Keine Verweisung auf “Partnerwerkstätten”

Im Rahmen des sog. aktiven Schadensmanagements versuchen einige Versicherungen, den Geschädigten vorzuschreiben, in welcher Höhe sie Schadensersatz erhalten und wer ihr Fahrzeug reparieren soll. Hierbei wird meistens das sog. “Porsche-Urteil” (BGH vom 29.04.2003 – VI ZR 398/02) bemüht. Nach diesem BGH-Urteil sollte es eigentlich ausdiskutiert sein, dass der Geschädigte insbesondere die Stundenverrechnungssätze einer markengebundenen Fachwerkstatt erstattet verlangen kann. Unter Zitat dieser Entscheidung wird den Geschädigten gleichwohl die Entschädigung gemäß Sachverständigengutachten verwehrt, weil der BGH angeblich gerade nicht ausgeführt habe, dass die Stundenverrechnungssätze einer markengebundenen Fachwerkstatt zu ersetzen seien (das ist falsch, in der BGH-Entscheidung ist mehrfach von einer Porsche-Werkstatt als Maßstab die Rede) und außerdem, dass der BGH eine Einschränkung gemacht habe. Der Geschädigte müsse sich auf eine für ihn günstigere und angemessene Möglichkeit der Reparatur verweisen lassen. Seitdem wird versucht, den Geschädigten auf sog. “Partnerwerkstätten” zu verweisen, die mit weit niedrigeren Stundenverrechnungssätzen kalkulieren. Es werden dann in aller Regel nicht markengebundene kleinere Werkstätten genannt, die angeblich zu diesen Preisen arbeiten. Ich führe derzeit gegen die P-Versicherung aus D. einen entsprechenden Rechtsstreit vor dem Amtsgericht Heinsberg, weil man dies dort auch nicht glauben mag. Aber auch andere Gerichte haben sich wie folgt entschieden:

  • Nach einem Urteil des AG Nürtingen vom 14. Dezember 2006 – 12 C 1392/06 – sind auch bei der fiktiven Reparaturkostenabrechnung die Stundenverrechnungssätze einer markengebundenen Fachwerkstatt zu Grunde zu legen. Das Gericht bezieht sich hierbei auf die Entscheidung des BGH vom 29.04.2003 – VI ZR 398/02. Auf andere “Fachwerkstätten”, insbesondere solche die eine Vielzahl von Aufträgen seitens der Versicherungswirtschaft erhalten, müsse sich der Geschädigte nicht verweisen lassen.
  • Eine Verweisung des Geschädigten eines Verkehrsunfalls auf eine andere Fachwerkstatt kommt nicht in Betracht, wenn die günstigeren Verrechnungssätze dieser Fachwerkstatt lediglich das Ergebnis einer besonderen Vereinbarung mit der beklagten Versicherung sind und nicht allen Werkstattkunden offen stehen (Urteil des AG Dortmund vom 28.08.2007, Az. 428 C 1261/07).

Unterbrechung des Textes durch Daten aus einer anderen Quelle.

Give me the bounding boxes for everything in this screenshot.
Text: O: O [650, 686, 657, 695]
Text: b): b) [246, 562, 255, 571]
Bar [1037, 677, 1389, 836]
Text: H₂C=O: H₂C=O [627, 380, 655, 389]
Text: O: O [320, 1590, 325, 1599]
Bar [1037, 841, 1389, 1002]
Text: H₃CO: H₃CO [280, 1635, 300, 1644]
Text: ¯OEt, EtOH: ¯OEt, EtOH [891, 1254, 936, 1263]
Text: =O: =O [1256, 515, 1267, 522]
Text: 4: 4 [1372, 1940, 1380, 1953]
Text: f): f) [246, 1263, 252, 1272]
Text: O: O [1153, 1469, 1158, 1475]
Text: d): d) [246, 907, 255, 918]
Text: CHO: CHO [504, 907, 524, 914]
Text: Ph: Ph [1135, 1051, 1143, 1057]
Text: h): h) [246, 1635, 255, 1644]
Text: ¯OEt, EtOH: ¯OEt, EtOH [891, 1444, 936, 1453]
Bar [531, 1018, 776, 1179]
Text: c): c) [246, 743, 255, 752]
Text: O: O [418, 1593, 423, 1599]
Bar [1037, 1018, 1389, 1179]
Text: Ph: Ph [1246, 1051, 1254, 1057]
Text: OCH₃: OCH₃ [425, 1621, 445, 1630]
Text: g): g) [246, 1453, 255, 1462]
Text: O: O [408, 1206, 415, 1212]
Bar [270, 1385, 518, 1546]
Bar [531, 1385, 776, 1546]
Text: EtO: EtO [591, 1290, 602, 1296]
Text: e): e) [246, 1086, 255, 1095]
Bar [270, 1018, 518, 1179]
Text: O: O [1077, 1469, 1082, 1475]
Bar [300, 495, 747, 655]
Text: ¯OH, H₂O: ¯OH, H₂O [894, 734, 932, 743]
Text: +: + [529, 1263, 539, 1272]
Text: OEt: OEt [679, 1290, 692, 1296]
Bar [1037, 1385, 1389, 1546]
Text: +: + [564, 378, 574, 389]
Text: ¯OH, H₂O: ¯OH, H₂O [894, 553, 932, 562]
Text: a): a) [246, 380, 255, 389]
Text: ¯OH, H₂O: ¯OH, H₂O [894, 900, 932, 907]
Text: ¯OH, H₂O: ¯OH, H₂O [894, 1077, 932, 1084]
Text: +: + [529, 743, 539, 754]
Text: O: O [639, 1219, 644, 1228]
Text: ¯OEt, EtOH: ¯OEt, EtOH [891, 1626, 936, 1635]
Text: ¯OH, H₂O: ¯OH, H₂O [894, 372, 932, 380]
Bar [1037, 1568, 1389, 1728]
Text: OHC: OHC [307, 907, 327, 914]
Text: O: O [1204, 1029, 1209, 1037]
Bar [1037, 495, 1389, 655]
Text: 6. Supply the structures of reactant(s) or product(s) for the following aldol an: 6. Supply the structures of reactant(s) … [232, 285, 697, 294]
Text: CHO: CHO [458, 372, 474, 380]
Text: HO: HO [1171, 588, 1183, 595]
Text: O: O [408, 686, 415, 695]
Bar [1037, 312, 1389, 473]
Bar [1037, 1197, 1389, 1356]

Update vom 03.04.2008: Einer der Berufungskammern für den hiesigen Gerichtsbezirk hat sich dieser Auffassung mit deutlichen Worten angeschlossen (LG Aachen, Urteil vom 28.06.2007, Az. 6 S 55/07). Zu Recht schließt sich das LG der Auffassung des BGH an, wonach der Begriff “gleichwertig” so zu verstehen ist, dass grundsätzlich nur markengebundene Vertrags-Werkstätten als generell gleichwertig anzusehen sind.

Update vom 04.04.2008: Das AG Heilbronn, Urteil v. 12.06.2007, Az. 6 C 1476/07 (DV 1/2008, S. 18), lehnt eine Verweisung auf einer Partnerwerkstatt ab, wenn die Benennung erst 1 1/2 Monate nach Übersendung des Gutachtens erfolge. In dem entschiedenen Fall war das Fahrzeug auch schon repariert worden.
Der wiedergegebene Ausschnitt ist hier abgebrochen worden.